Cash-strapped Greece has raised more than a couple of eyebrows among its creditors by confirming that it intends to proceed with plans to invest in a motorsport venue capable of hosting a round of the F1 world championship.

Despite the latest F1 schedule exhibiting a trend away from European circuits - the 2013 haul of seven races on the continent being the lowest since the calendar expanded from its modest roots - the Greek government has confirmed that it was willing to release EUR30m towards the cost of construction of an F1-spec circuit at Xalandritsa, near Patras. The total cost of the build is expected to reach EUR95m, with the bulk of the finance coming from private sources.
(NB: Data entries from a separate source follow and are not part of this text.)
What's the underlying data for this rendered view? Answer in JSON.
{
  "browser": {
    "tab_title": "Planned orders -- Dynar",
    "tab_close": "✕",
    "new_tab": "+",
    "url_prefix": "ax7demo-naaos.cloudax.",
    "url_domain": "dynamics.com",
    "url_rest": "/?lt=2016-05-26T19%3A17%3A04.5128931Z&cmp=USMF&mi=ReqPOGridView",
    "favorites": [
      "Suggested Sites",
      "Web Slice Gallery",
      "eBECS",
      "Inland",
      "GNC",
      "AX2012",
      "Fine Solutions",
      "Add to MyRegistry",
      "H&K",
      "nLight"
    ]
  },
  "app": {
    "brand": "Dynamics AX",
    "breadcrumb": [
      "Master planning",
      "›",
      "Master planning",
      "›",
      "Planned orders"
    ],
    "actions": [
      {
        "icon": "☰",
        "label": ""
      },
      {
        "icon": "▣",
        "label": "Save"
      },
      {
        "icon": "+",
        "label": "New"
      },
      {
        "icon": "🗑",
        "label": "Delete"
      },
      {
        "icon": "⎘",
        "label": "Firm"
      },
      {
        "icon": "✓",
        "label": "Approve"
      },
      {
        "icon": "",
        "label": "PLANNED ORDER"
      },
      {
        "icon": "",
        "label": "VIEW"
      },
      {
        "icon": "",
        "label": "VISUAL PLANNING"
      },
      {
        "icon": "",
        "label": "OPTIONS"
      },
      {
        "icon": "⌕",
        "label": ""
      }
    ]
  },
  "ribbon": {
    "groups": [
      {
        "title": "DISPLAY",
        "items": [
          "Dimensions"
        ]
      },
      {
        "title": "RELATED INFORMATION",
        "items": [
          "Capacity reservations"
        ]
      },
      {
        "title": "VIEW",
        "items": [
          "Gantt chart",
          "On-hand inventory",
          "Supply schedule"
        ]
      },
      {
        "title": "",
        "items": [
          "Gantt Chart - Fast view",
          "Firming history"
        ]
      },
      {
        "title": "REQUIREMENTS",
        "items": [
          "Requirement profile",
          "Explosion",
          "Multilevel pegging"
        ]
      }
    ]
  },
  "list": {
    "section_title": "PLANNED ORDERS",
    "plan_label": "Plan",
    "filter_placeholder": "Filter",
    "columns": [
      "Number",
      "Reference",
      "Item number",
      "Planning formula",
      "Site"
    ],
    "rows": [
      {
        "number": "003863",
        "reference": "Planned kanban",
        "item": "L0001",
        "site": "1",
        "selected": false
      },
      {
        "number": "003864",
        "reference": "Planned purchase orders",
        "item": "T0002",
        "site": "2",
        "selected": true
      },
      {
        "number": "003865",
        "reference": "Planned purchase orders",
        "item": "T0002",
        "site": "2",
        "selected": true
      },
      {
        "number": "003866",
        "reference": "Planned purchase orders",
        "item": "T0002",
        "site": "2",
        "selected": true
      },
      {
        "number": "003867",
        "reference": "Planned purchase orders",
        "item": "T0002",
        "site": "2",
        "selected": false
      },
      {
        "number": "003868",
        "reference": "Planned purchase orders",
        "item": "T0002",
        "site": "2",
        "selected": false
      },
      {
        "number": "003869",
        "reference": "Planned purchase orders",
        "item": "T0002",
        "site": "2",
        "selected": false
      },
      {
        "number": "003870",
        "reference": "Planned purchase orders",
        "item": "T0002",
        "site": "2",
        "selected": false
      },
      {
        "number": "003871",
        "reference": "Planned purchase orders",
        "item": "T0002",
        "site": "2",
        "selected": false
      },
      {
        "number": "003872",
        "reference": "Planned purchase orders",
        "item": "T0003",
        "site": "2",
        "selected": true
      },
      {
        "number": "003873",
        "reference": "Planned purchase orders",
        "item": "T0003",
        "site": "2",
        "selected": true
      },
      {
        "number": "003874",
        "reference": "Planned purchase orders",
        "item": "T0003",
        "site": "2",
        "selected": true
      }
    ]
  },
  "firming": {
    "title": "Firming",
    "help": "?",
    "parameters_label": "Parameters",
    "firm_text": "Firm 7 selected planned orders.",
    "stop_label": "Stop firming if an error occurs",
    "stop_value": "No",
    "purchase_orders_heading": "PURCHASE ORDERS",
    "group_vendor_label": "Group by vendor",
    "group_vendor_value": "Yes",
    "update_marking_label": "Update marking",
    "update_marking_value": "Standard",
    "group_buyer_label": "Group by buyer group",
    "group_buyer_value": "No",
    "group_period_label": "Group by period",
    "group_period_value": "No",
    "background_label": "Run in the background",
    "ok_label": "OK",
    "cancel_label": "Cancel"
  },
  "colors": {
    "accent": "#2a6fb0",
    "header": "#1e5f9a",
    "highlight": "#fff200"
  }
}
The announcement comes, not only with F1 showing signs of heading to the fresh fields of Asia and, less so, the USA, but as official figures show Greece heading for a sixth year of recession, and having to be bailed out by its partners in the European Union. Indeed, according to Britain's Daily Telegraph, newspaper, the Greek finance ministry expects GDP to contract by a further 3.8 per cent in 2013, having shrunk by 6.5 per cent this year.
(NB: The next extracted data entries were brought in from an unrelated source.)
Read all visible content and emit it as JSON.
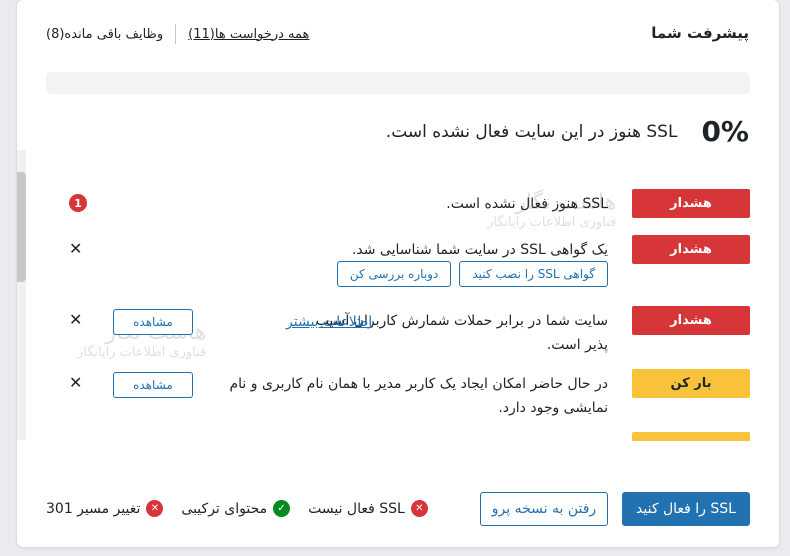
{
  "header": {
    "title": "پیشرفت شما",
    "all_notices": "همه درخواست ها(11)",
    "remaining_tasks": "وظایف باقی مانده(8)"
  },
  "progress": {
    "percent_label": "0%",
    "value": 0,
    "text": "SSL هنوز در این سایت فعال نشده است."
  },
  "tasks": [
    {
      "status": "هشدار",
      "type": "warning",
      "text": "SSL هنوز فعال نشده است.",
      "count": "1"
    },
    {
      "status": "هشدار",
      "type": "warning",
      "text": "یک گواهی SSL در سایت شما شناسایی شد.",
      "action1": "گواهی SSL را نصب کنید",
      "action2": "دوباره بررسی کن"
    },
    {
      "status": "هشدار",
      "type": "warning",
      "text": "سایت شما در برابر حملات شمارش کاربران آسیب پذیر است.",
      "more_link": "اطلاعات بیشتر",
      "view": "مشاهده"
    },
    {
      "status": "بار کن",
      "type": "open",
      "text": "در حال حاضر امکان ایجاد یک کاربر مدیر با همان نام کاربری و نام نمایشی وجود دارد.",
      "view": "مشاهده"
    }
  ],
  "footer": {
    "primary": "SSL را فعال کنید",
    "secondary": "رفتن به نسخه پرو",
    "statuses": [
      {
        "label": "SSL فعال نیست",
        "state": "bad",
        "icon": "x-circle-icon"
      },
      {
        "label": "محتوای ترکیبی",
        "state": "good",
        "icon": "check-circle-icon"
      },
      {
        "label": "تغییر مسیر 301",
        "state": "bad",
        "icon": "x-circle-icon"
      }
    ]
  },
  "watermark": {
    "brand": "هاست نگار",
    "tagline": "فناوری اطلاعات رایانگار"
  },
  "colors": {
    "primary": "#2271b1",
    "warning": "#d63638",
    "open": "#f8c33a",
    "good": "#008a20"
  }
}
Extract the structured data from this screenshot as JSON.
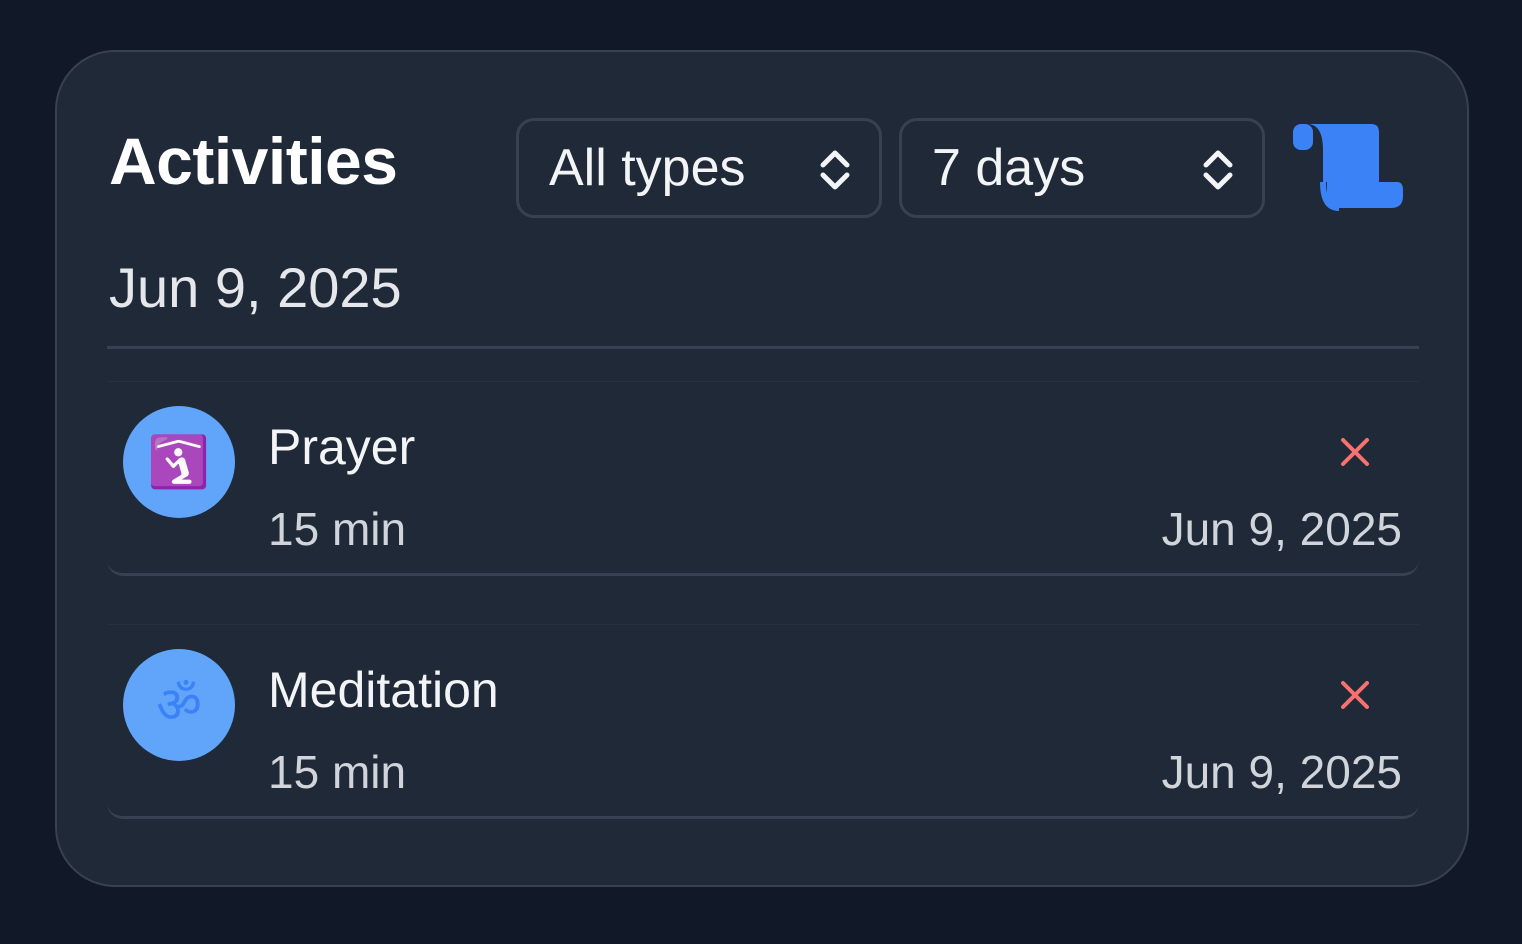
{
  "card": {
    "title": "Activities"
  },
  "filters": {
    "type_select": {
      "selected": "All types"
    },
    "range_select": {
      "selected": "7 days"
    }
  },
  "icons": {
    "scroll": "scroll-icon",
    "chevron": "chevron-up-down-icon",
    "delete": "close-icon"
  },
  "colors": {
    "accent": "#3b82f6",
    "avatar_bg": "#60a5fa",
    "delete": "#f87171",
    "card_bg": "#1f2937",
    "page_bg": "#111827"
  },
  "group": {
    "date": "Jun 9, 2025",
    "activities": [
      {
        "name": "Prayer",
        "icon": "prayer-icon",
        "glyph": "🛐",
        "duration": "15 min",
        "date": "Jun 9, 2025"
      },
      {
        "name": "Meditation",
        "icon": "om-icon",
        "glyph": "ॐ",
        "duration": "15 min",
        "date": "Jun 9, 2025"
      }
    ]
  }
}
The troika propping up the Greek economy - namely the European Union, European Central Bank and International Monetary Fund - are campaigning for the country, which most famously stages the Acropolis Rally as part of the World Rally Championship, to make further cuts to its minimum wage and pension structure as premier Antonis Samaras continues to work on an 'austerity package' totalling EUR13.5bn. Samaras is already targeting pensions, benefits and civil service pay in a bid to qualify for the next EUR31bn bail-out promised by the EU, but has called on Brussels to ease the terms under which the country is operating. Reports at the weekend suggested that Greece will need financial help from Europe for the next eight years.
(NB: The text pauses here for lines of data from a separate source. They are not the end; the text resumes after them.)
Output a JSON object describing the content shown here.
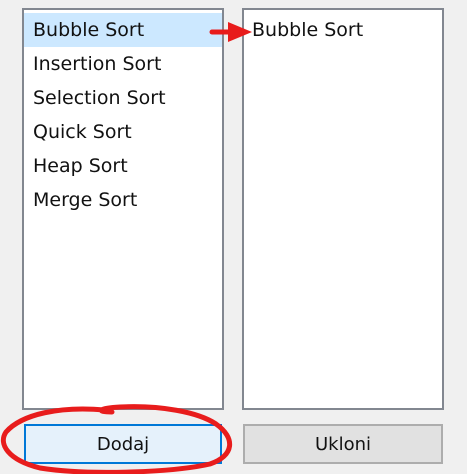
{
  "available_list": {
    "items": [
      "Bubble Sort",
      "Insertion Sort",
      "Selection Sort",
      "Quick Sort",
      "Heap Sort",
      "Merge Sort"
    ],
    "selected_index": 0
  },
  "chosen_list": {
    "items": [
      "Bubble Sort"
    ]
  },
  "buttons": {
    "add_label": "Dodaj",
    "remove_label": "Ukloni"
  },
  "annotations": {
    "arrow_color": "#e81c1c",
    "circle_color": "#e81c1c"
  },
  "colors": {
    "selection_bg": "#cce8ff",
    "focus_border": "#0078d7"
  }
}
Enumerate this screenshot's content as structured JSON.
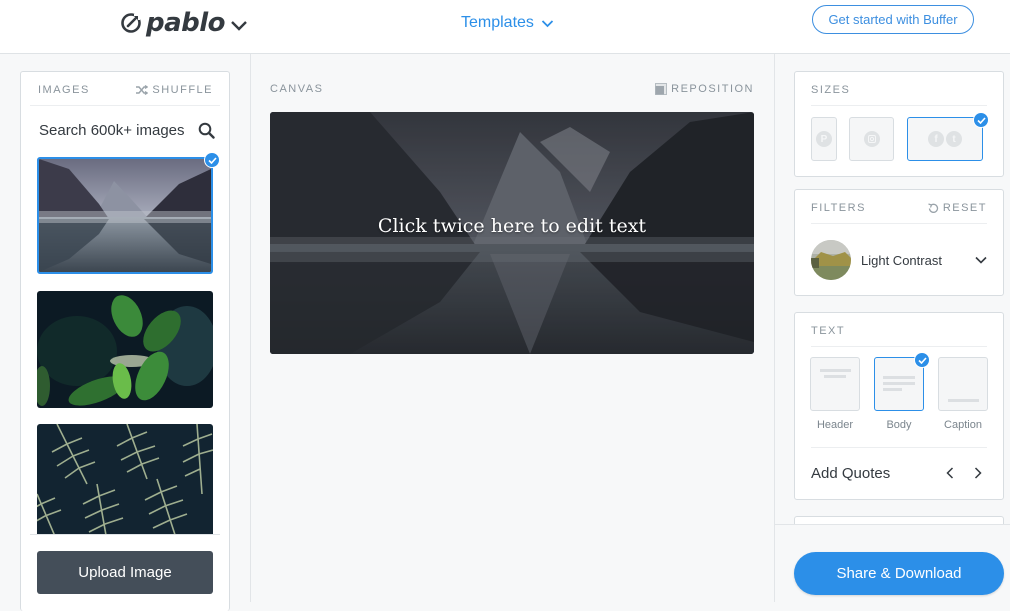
{
  "header": {
    "logo_text": "pablo",
    "templates_label": "Templates",
    "cta_label": "Get started with Buffer"
  },
  "images": {
    "section_label": "IMAGES",
    "shuffle_label": "SHUFFLE",
    "search_placeholder": "Search 600k+ images",
    "thumbnails": [
      {
        "subject": "misty mountain lake",
        "selected": true
      },
      {
        "subject": "green leaves with buds",
        "selected": false
      },
      {
        "subject": "fern fronds",
        "selected": false
      }
    ],
    "upload_label": "Upload Image"
  },
  "canvas": {
    "section_label": "CANVAS",
    "reposition_label": "REPOSITION",
    "text": "Click twice here to edit text"
  },
  "sizes": {
    "section_label": "SIZES",
    "options": [
      {
        "name": "pinterest",
        "icons": [
          "pinterest-icon"
        ],
        "selected": false
      },
      {
        "name": "instagram",
        "icons": [
          "instagram-icon"
        ],
        "selected": false
      },
      {
        "name": "facebook-twitter",
        "icons": [
          "facebook-icon",
          "twitter-icon"
        ],
        "selected": true
      }
    ]
  },
  "filters": {
    "section_label": "FILTERS",
    "reset_label": "RESET",
    "selected_filter": "Light Contrast"
  },
  "text": {
    "section_label": "TEXT",
    "options": [
      {
        "label": "Header",
        "selected": false
      },
      {
        "label": "Body",
        "selected": true
      },
      {
        "label": "Caption",
        "selected": false
      }
    ],
    "quotes_label": "Add Quotes"
  },
  "footer": {
    "share_label": "Share & Download"
  },
  "colors": {
    "accent": "#2c8fe8",
    "upload_button": "#444e59",
    "text_dark": "#343a40",
    "label_gray": "#8a949c"
  }
}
Neighbour - and national rival - Turkey failed to make F1 work, despite creating one of the better modern circuits at Istanbul Park. Although the layout was loved by the teams and drivers, the race failed to attract big enough crowds to make it financially viable and, after just seven grands prix, was dropped from the schedule for 2012. Despite being tipped to return for next year, Turkey remains in the F1 wilderness as the schedule embraces new events in the USA, India, Singapore and, in future, possibly Thailand.